Abstract Background SPATS2L (Spermatogenesis-associated serine-rich 2-like) is an intranuclear stress-response protein involved in chromosomal organization, ribosomal biogenesis, and translational control. Although there is mounting evidence that SPATS2L was involved in the carcinogenesis of some cancers, no thorough pan-cancer investigation of SPATS2L is available so far. Results Based on multiple databases, including TCGA, GTEx, CCLE, cBioPortal, TIMER2, ImmuCellAI, GDSC, and Reactome, we analyzed the expression, prognosis, DNA methylation, tumor mutational burden (TMB), microsatellite instability (MSI), immune cell infiltration, drug sensitivity, and clinicopathological and prognostic relevance of SPATS2L in pan-cancer including 33 types of cancers. Lung adenocarcinoma (LUAD) specimens were enrolled to test the expression of SPATS2L by immunohistochemistry. LUAD cell A549 transfected with siRNA targeting SPATS2L was used in subsequent experiments. SPATS2L expression was dramatically increased in a variety of malignancies, while it was low in ACC, KICH, and LAML as indicated by multiple databases and confirmed by immunohistochemistry assays. Importantly, SPATS2L has been found to have prognostic and clinicopathological importance in several malignancies. SPATS2L expression was also linked to TMB and MSI in 9 types of cancers, and there was a link between SPATS2L expression and DNA methylation in 28 types of cancers.

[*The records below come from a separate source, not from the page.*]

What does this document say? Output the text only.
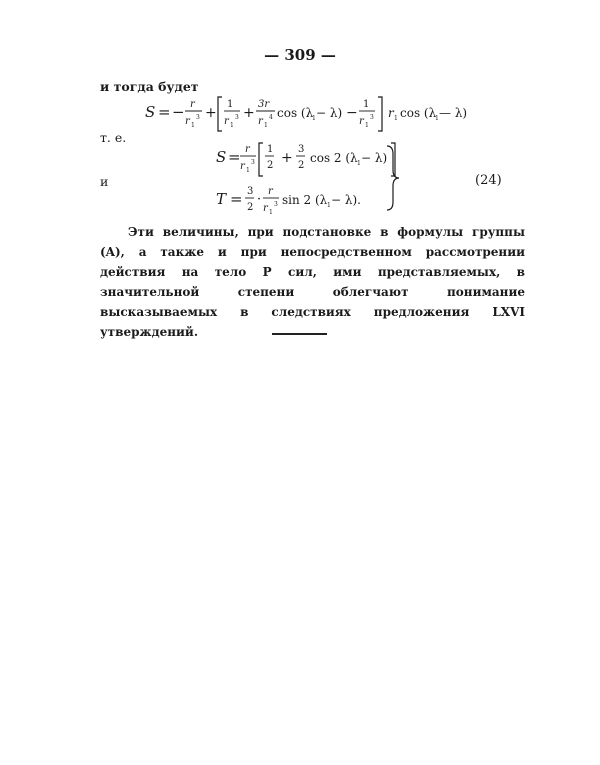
— 309 —
и тогда будет
S = − r
r 1
3 +
1
r 1
3 +
3r
r 1
4 cos (λ
1 − λ) −
1
r 1
3 r 1 cos (λ
1 — λ)
т. е.
S = r
r 1
3
1
2 +
3
2
cos 2 (λ 1 − λ)
T = 3
2
·
r
r 1
3 sin 2 (λ 1 − λ).
и	(24)
Эти величины, при подстановке в формулы группы (A), а также и при непосредственном рассмотрении действия на тело P сил, ими представляемых, в значительной степени облегчают понимание высказываемых в следствиях предложения LXVI утверждений.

SPATS2L was also found to be highly linked with immune cell infiltration, ICP expression, stromal score, immune score, and ESTIMATE score in various malignancies, demonstrating their regulatory roles on the TME. Consistently, the results of GSEA and GSVA analyses revealed a substantial link between SPATS2L and certain cellular immunological responses. SPATS2L was found to be strongly linked to 173 anti-tumor drugs. The overexpressed SPATS2L in LUAD tissues was validated. Knockdown of SPATS2L inhibited LUAD cell proliferation and promoted apoptosis. Conclusions This study indicated that SPATS2L might be a potential cancer biomarker for the prognosis and immunotherapeutic response. SPATS2L expression in cancers may be involved in the regulation of the tumor immune microenvironment and drug sensitivity, which may be a new-targeted molecule for developing anti-tumor drugs and immunotherapy, especially for LUAD.